Week 4 Syllabus: January 29

AS YOU READ THROUGH HOMER’S ODYSSEY, pay attention to key Greek themes, particularly xenia (hospitality) in the first four books. Why is the suitors behavior so egregious? Now that Telemachus is a young man, how should he behave in response to their transgressions? Note that our story does NOT begin with the key hero, Odysseus, but rather his progenitor. What does this tell us about the importance of lineage to the future survival of Ithaca and Odysseus & Penelope’s kingdom?

MONDAY, January 29

  • Questions: How asking the right question is the only way to get to the right answer.

  • Brainstorming questions for books one and two of the Odyssey.

  • Lecture answering students’ questions, covering divine mantle, xenia, the suitors behavior and Telemachus & Penelope’s dilemma.

  • Second part of class, watching part of lecture on Heracles’s role in Greek myth, while students finish Heracles cartoon panel.

  • HW: read and annotate book three, Telemachus’s visit with Mentor.

WEDNESDAY, January 31

  • Listening to book four together as a class.

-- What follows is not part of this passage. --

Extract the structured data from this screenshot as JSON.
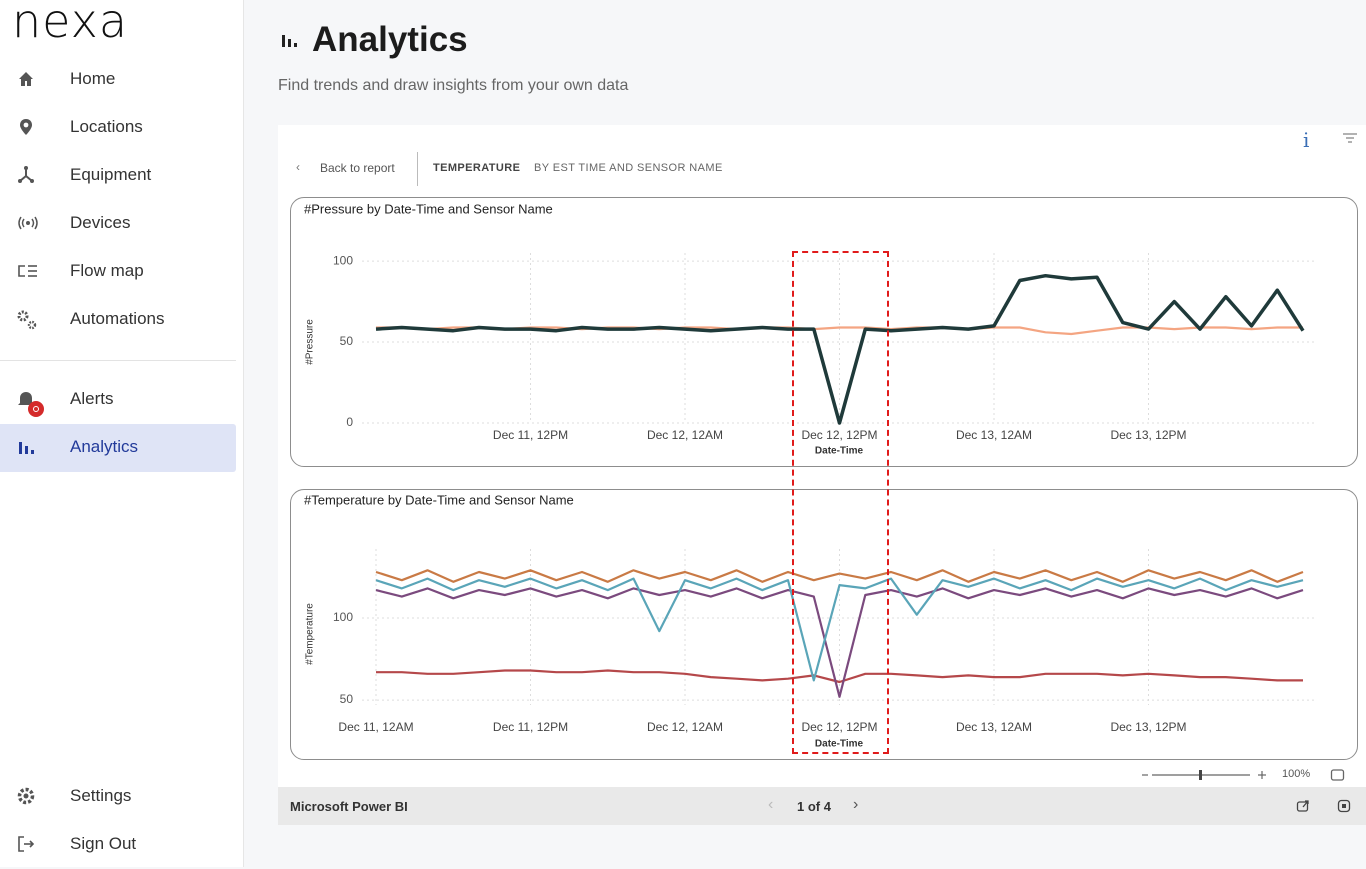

  • Make sure you’re reading the questions/notes prior to reading the chapter. You should review those same questions AFTER reading, checking your annotations.

  • HW: Revisit your annotations for books one through four.

  • Revisions to your short story essay are due tomorrow. Finish those!

Thursday, January 25

  • What are the key take-aways from the Telemachia? Class wide discussion/lecture.

  • Notes on homeric similie (nature based, compares action of poem); anthropormorphic; libations/hekatombs—ritual sacrifice to gods); suppliant—one who asks/begs in a servile manner

  • Meeting Odysseus for the first time.

  • HW: Finish reading book five. Also, read books six and seven for class on Monday.